An ultrahighly permeable-selective nanofiltration membrane mediated by an in situ formed interlayer

Nanofiltration (NF) membranes with high permeability and selectivity are urgently needed to reduce energy consumption and improve separation efficiency in desalination and wastewater treatment. Herein, an ultrahighly permeable-selective NF membrane mediated by an in situ formed interlayer is designed and prepared through chitosan (CS) assisted interfacial polymerization of piperazine (PIP) in water with trimesoyl chloride (TMC) in n-hexane. CS exists in the form of free molecules and nanoparticles (CSPs) and in situ forms an interlayer due to its slower diffusion rate compared with PIP during interfacial polymerization and mediates the structure and performance of the NF membrane. Through controlling the CS concentration and aging time of CSPs in an aqueous amine solution, the NF membrane surface morphology can be systematically tuned from nodular to vermicular and to a convex structure, while the thickness of the polyamide layer obtained can be maintained at about 20 nm.
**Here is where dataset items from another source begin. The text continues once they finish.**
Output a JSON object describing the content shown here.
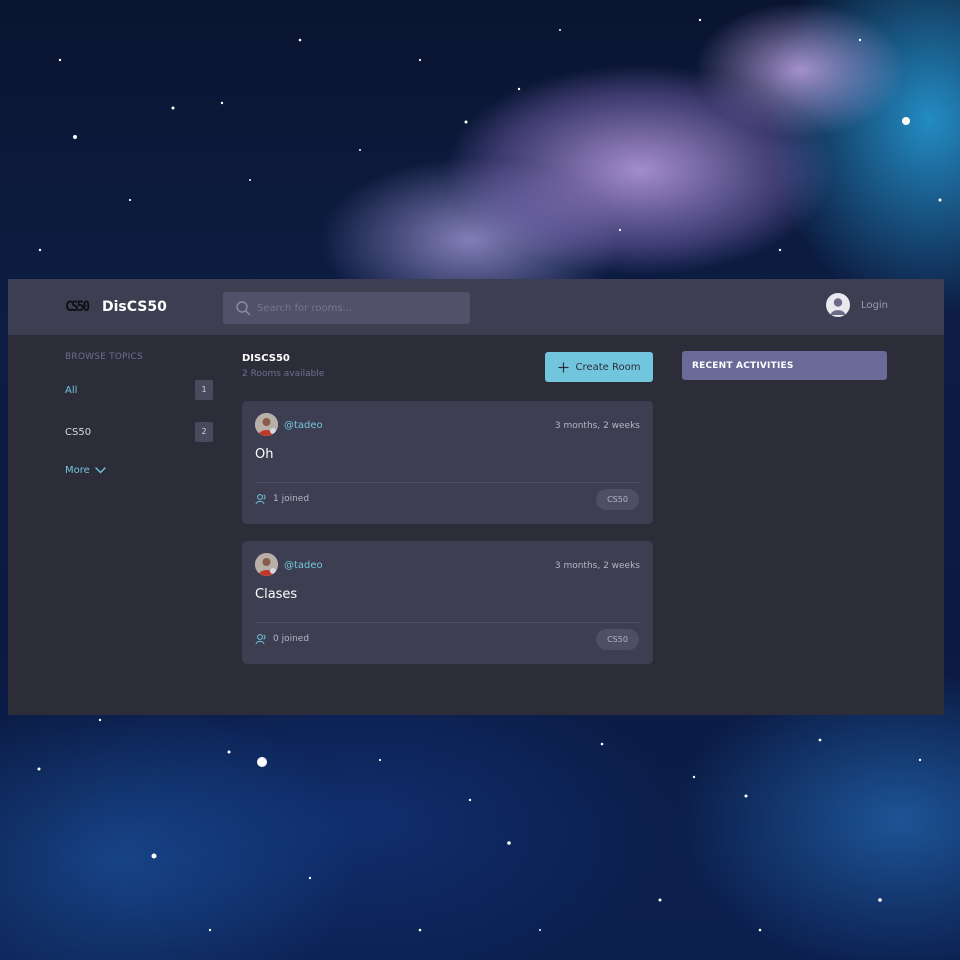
{
  "app": {
    "brand": {
      "logo_text": "CS50",
      "name": "DisCS50"
    },
    "search": {
      "placeholder": "Search for rooms..."
    },
    "user": {
      "login_label": "Login"
    }
  },
  "sidebar": {
    "title": "BROWSE TOPICS",
    "topics": [
      {
        "label": "All",
        "count": "1",
        "active": true
      },
      {
        "label": "CS50",
        "count": "2",
        "active": false
      }
    ],
    "more_label": "More"
  },
  "feed": {
    "title": "DISCS50",
    "subtitle": "2 Rooms available",
    "create_label": "Create Room",
    "rooms": [
      {
        "host": "@tadeo",
        "time": "3 months, 2 weeks",
        "title": "Oh",
        "joined": "1 joined",
        "topic": "CS50"
      },
      {
        "host": "@tadeo",
        "time": "3 months, 2 weeks",
        "title": "Clases",
        "joined": "0 joined",
        "topic": "CS50"
      }
    ]
  },
  "activities": {
    "title": "RECENT ACTIVITIES"
  },
  "colors": {
    "accent": "#71c6dd",
    "topbar": "#3e3e52",
    "panel": "#2d2d39",
    "card": "#3e3e52",
    "activities_header": "#696a98",
    "muted": "#6f6f8f"
  }
}
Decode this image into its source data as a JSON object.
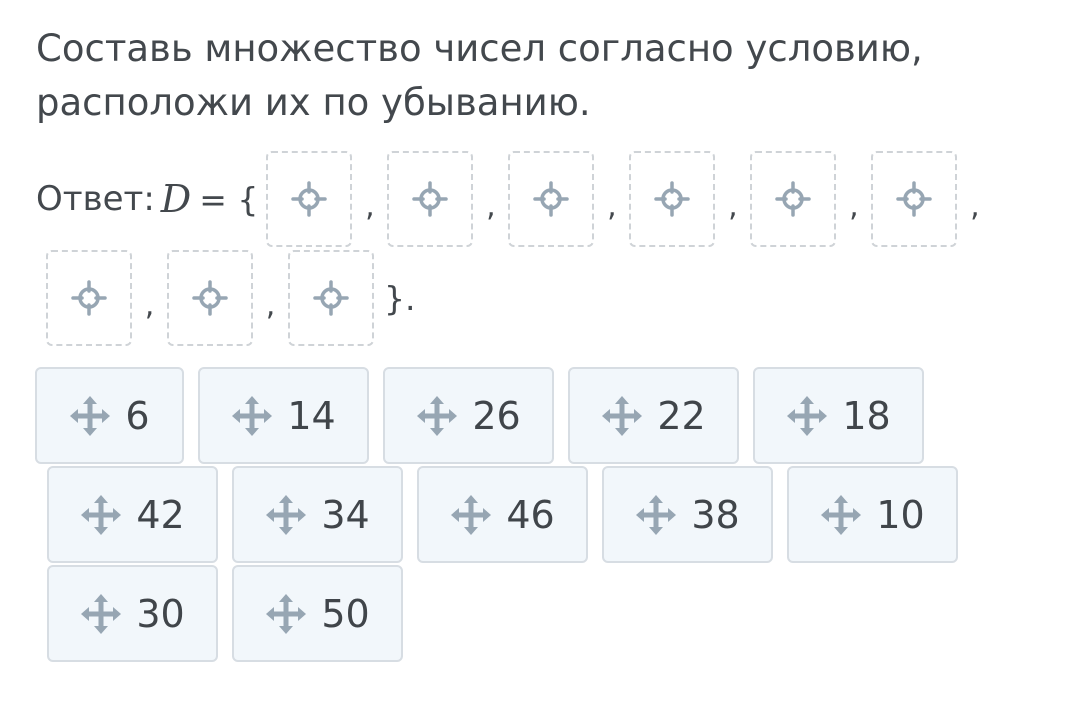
{
  "question": {
    "text": "Составь множество чисел согласно условию, расположи их по убыванию."
  },
  "answer": {
    "label": "Ответ:",
    "variable": "D",
    "equals_open": "= {",
    "separator": ",",
    "closing": "}.",
    "slot_count": 9
  },
  "tiles": [
    {
      "value": "6",
      "icon": "move-icon"
    },
    {
      "value": "14",
      "icon": "move-icon"
    },
    {
      "value": "26",
      "icon": "move-icon"
    },
    {
      "value": "22",
      "icon": "move-icon"
    },
    {
      "value": "18",
      "icon": "move-icon"
    },
    {
      "value": "42",
      "icon": "move-icon"
    },
    {
      "value": "34",
      "icon": "move-icon"
    },
    {
      "value": "46",
      "icon": "move-icon"
    },
    {
      "value": "38",
      "icon": "move-icon"
    },
    {
      "value": "10",
      "icon": "move-icon"
    },
    {
      "value": "30",
      "icon": "move-icon"
    },
    {
      "value": "50",
      "icon": "move-icon"
    }
  ],
  "colors": {
    "icon": "#97a6b3",
    "slot_border": "#cfd3d7",
    "tile_bg": "#f2f7fb",
    "tile_border": "#d7dde3",
    "text": "#43484d"
  }
}
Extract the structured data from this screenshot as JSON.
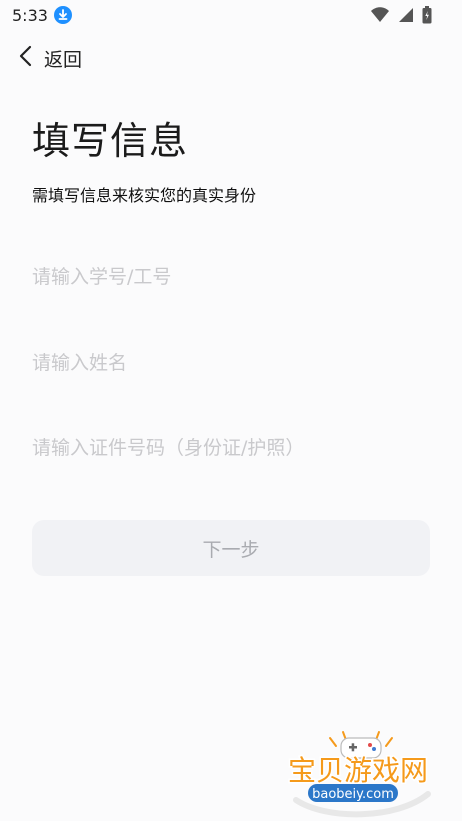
{
  "status_bar": {
    "time": "5:33"
  },
  "nav": {
    "back_label": "返回"
  },
  "form": {
    "title": "填写信息",
    "subtitle": "需填写信息来核实您的真实身份",
    "fields": [
      {
        "placeholder": "请输入学号/工号",
        "value": ""
      },
      {
        "placeholder": "请输入姓名",
        "value": ""
      },
      {
        "placeholder": "请输入证件号码（身份证/护照）",
        "value": ""
      }
    ],
    "next_button": "下一步"
  },
  "watermark": {
    "brand_cn": "宝贝游戏网",
    "brand_url": "baobeiy.com"
  },
  "colors": {
    "background": "#fbfbfc",
    "button_bg": "#f1f2f5",
    "button_text": "#a9abb0",
    "placeholder": "#c9c9cc",
    "download_icon": "#1e90ff",
    "watermark_orange": "#f59a1b",
    "watermark_blue": "#2b77c9"
  },
  "icons": {
    "status": [
      "download-icon",
      "wifi-icon",
      "signal-icon",
      "battery-icon"
    ],
    "nav": "chevron-left-icon"
  }
}
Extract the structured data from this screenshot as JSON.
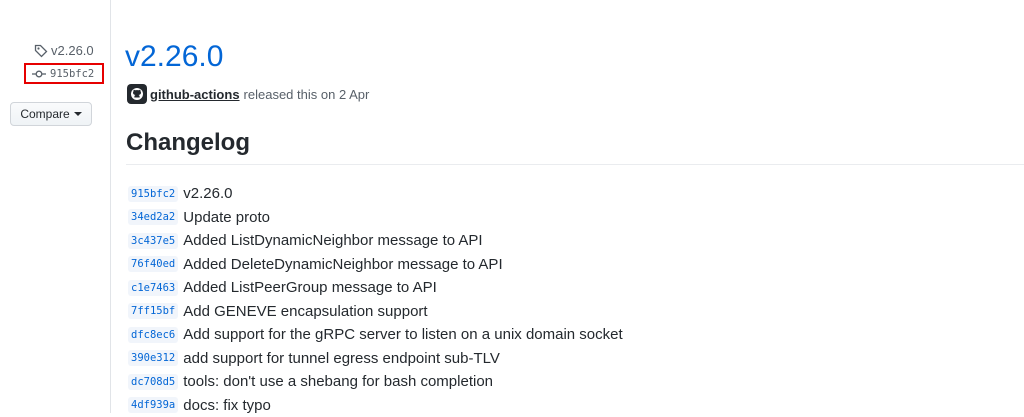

The resulting NF membrane shows an unprecedented separation performance with a pure water permeance up to 45.2 L m(-2) h(-1) bar(-1), equivalent to about 5-fold that of the control PIP/TMC NF membrane, while maintaining a Na2SO4 rejection of 99.3%. The superior performance is attributed to a synergistic effect of the reduced thickness of the polyamide layer, increased special surface area with negative charges, and low-resistance water nanochannels in the interlayer. This work provides a cost-effective and simple route to fabricate ultrahighly permeable-selective NF membranes.